Industrial Cross Flow Heat Exchangers are used for transferring heat between two gas streams or between a liquid and a gas. Typical examples include stack gas heat recovery as in Waste Heat Recovery Units (WHRU), combustion air preheating and the heating of process fluids.

We have supplied cross flow heat exchangers into a wide wide range of industries ranging the from the heating vegetable oils in the food industry to the vaporising of gases and the heating and cooling of process gases.

In the usual configuration, the hot gas flows over the tubes, taking advantage of the good heat transfer and low pressure drop that this affords. The coolant, either gas or liquid, then passes through the tubes.

We do not have many limitations on the maximum temperature that can be achieved, provided that the hot gas has a high enough temperature. Our main limitations are that we must keep the metal temperatures higher than the dew point of the hot gas and that materials must be chosen for both corrosion resistance and strength at the temperatures involved.
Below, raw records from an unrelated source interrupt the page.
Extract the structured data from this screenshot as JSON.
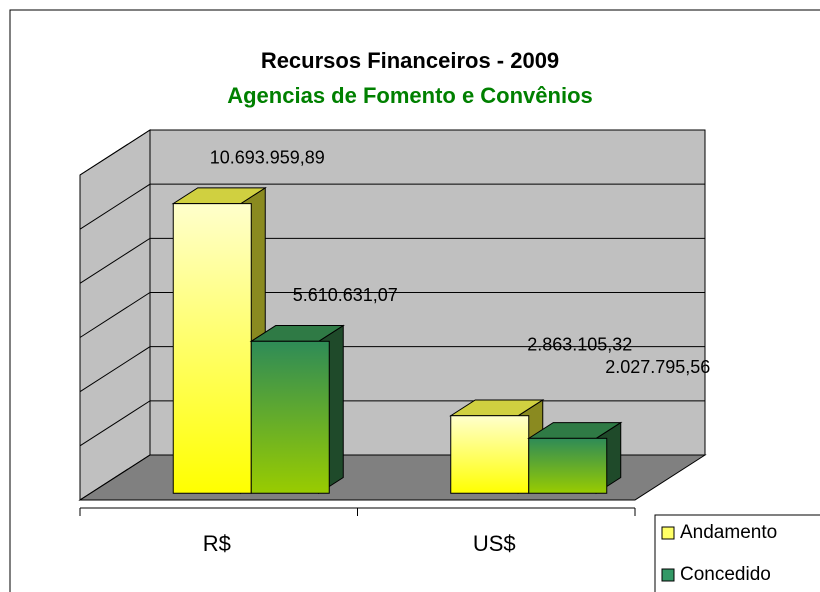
{
  "chart_data": {
    "type": "bar3d",
    "title": "Recursos Financeiros - 2009",
    "subtitle": "Agencias de Fomento e Convênios",
    "categories": [
      "R$",
      "US$"
    ],
    "series": [
      {
        "name": "Andamento",
        "color": "#ffff66",
        "values": [
          10693959.89,
          2863105.32
        ],
        "value_labels": [
          "10.693.959,89",
          "2.863.105,32"
        ]
      },
      {
        "name": "Concedido",
        "color": "#339966",
        "values": [
          5610631.07,
          2027795.56
        ],
        "value_labels": [
          "5.610.631,07",
          "2.027.795,56"
        ]
      }
    ],
    "ylim": [
      0,
      12000000
    ],
    "yticks": [
      0,
      2000000,
      4000000,
      6000000,
      8000000,
      10000000,
      12000000
    ],
    "grid": true,
    "legend": "bottom-right"
  }
}
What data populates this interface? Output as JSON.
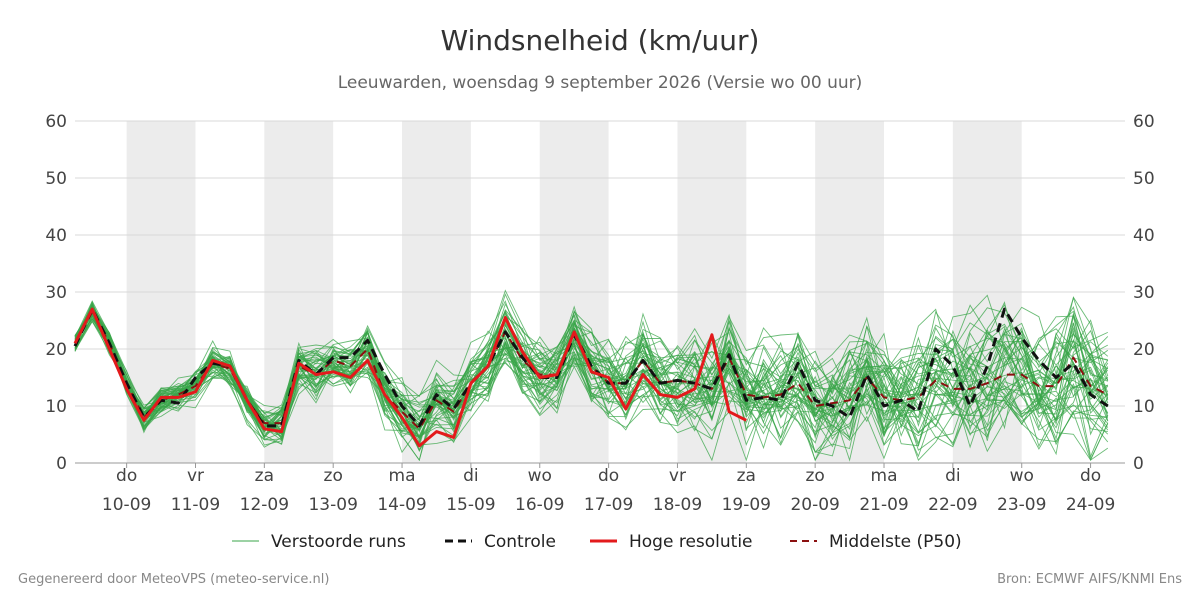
{
  "title": "Windsnelheid (km/uur)",
  "subtitle": "Leeuwarden, woensdag  9 september 2026 (Versie wo 00 uur)",
  "footer_left": "Gegenereerd door MeteoVPS (meteo-service.nl)",
  "footer_right": "Bron: ECMWF AIFS/KNMI Ens",
  "colors": {
    "perturbed": "#3aa64a",
    "control": "#111111",
    "hires": "#e31a1c",
    "median": "#8b1010",
    "band": "#ececec",
    "grid": "#d9d9d9",
    "axis_text": "#444444"
  },
  "chart_data": {
    "type": "line",
    "title": "Windsnelheid (km/uur)",
    "ylim": [
      0,
      60
    ],
    "yticks": [
      0,
      10,
      20,
      30,
      40,
      50,
      60
    ],
    "xlim": [
      -0.75,
      14.5
    ],
    "xticks": [
      {
        "day": "do",
        "date": "10-09"
      },
      {
        "day": "vr",
        "date": "11-09"
      },
      {
        "day": "za",
        "date": "12-09"
      },
      {
        "day": "zo",
        "date": "13-09"
      },
      {
        "day": "ma",
        "date": "14-09"
      },
      {
        "day": "di",
        "date": "15-09"
      },
      {
        "day": "wo",
        "date": "16-09"
      },
      {
        "day": "do",
        "date": "17-09"
      },
      {
        "day": "vr",
        "date": "18-09"
      },
      {
        "day": "za",
        "date": "19-09"
      },
      {
        "day": "zo",
        "date": "20-09"
      },
      {
        "day": "ma",
        "date": "21-09"
      },
      {
        "day": "di",
        "date": "22-09"
      },
      {
        "day": "wo",
        "date": "23-09"
      },
      {
        "day": "do",
        "date": "24-09"
      }
    ],
    "shaded_days": [
      [
        0,
        1
      ],
      [
        2,
        3
      ],
      [
        4,
        5
      ],
      [
        6,
        7
      ],
      [
        8,
        9
      ],
      [
        10,
        11
      ],
      [
        12,
        13
      ]
    ],
    "grid": true,
    "legend_position": "bottom",
    "legend": [
      {
        "label": "Verstoorde runs",
        "key": "perturbed"
      },
      {
        "label": "Controle",
        "key": "control"
      },
      {
        "label": "Hoge resolutie",
        "key": "hires"
      },
      {
        "label": "Middelste (P50)",
        "key": "median"
      }
    ],
    "time_step_days": 0.25,
    "series": [
      {
        "name": "Controle",
        "x_start": -0.75,
        "values": [
          20.5,
          27,
          21,
          14,
          8,
          11,
          10.5,
          15,
          17.5,
          17,
          11,
          6.5,
          6.5,
          18,
          15.5,
          18.5,
          18.5,
          21.5,
          15.5,
          10,
          6.5,
          12,
          9.5,
          14,
          17,
          23,
          18.5,
          15,
          15,
          22.5,
          17,
          14,
          14,
          18,
          14,
          14.5,
          14,
          13,
          19,
          11,
          11.5,
          11,
          17.5,
          11,
          10,
          8,
          15.5,
          10,
          11,
          9,
          20,
          17,
          10,
          17,
          27,
          22,
          18,
          15,
          17.5,
          12,
          10
        ]
      },
      {
        "name": "Hoge resolutie",
        "x_start": -0.75,
        "values": [
          21,
          27,
          20,
          13,
          7.5,
          11.5,
          11.5,
          12.5,
          18,
          17,
          11,
          6,
          5.5,
          17.5,
          15.5,
          16,
          15,
          18,
          12,
          8,
          3,
          5.5,
          4.5,
          14,
          17,
          25.5,
          19.5,
          15,
          15.5,
          23,
          16,
          15,
          9.5,
          15.5,
          12,
          11.5,
          13,
          22.5,
          9,
          7.5
        ]
      },
      {
        "name": "Middelste (P50)",
        "x_start": -0.75,
        "values": [
          21,
          26.5,
          21,
          14,
          8,
          11,
          12,
          13.5,
          17.5,
          16.5,
          11,
          7,
          7,
          17,
          15.5,
          18,
          17,
          20,
          12,
          9,
          6,
          11,
          9,
          14,
          17,
          23,
          18,
          15.5,
          15.5,
          23,
          17,
          14,
          14,
          18,
          14,
          14.5,
          14,
          13,
          18.5,
          12,
          11.5,
          12,
          14,
          10,
          10.5,
          11,
          15,
          11.5,
          11,
          11.5,
          14.5,
          13,
          13,
          14,
          15.5,
          15.5,
          13.5,
          13.5,
          18.5,
          13.5,
          12
        ]
      }
    ]
  }
}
Is the heat source located close to your demand for heat? If it is, then the most economic way may be to mount a cross flow heat exchanger in the hot gas stream, with the fluid to be heated going through the tubes. If not, then you may have to transfer the heat to an intermediate fluid to transport the heat to its destination. In this case the hot gas is used to heat up fluids such as thermal oils, pressurised water or may be used to generate steam.

Having cooled the gas, will a blower be needed to discharge the gasses, as the flue no longer produces natural convection due to the hot gas in it? It is a big and important area where we are able to help both in planning and the manufacture of heat exchangers to perform the duty.

A counter current cross flow heat exchanger can, in theory, achieve 100% efficiency. For example, an ambient air stream could be used to recover heat from a hot gas stream, taking the hot gas stream down close to the temperature of the ambient air. In practice, the size of the unit starts to increase significantly as the outlet temperature on one side approaches the inlet temperature on the other. Additionally, if the hot stream is not dry, as in stack gas, once you reduce the stream below its dew point, a large quantity of water, possibly acidic, will start to condense out.

All is not lost though. If you have a use for low grade heat or are able to put it back into the process, we can achieve solutions to achieve that high efficiency.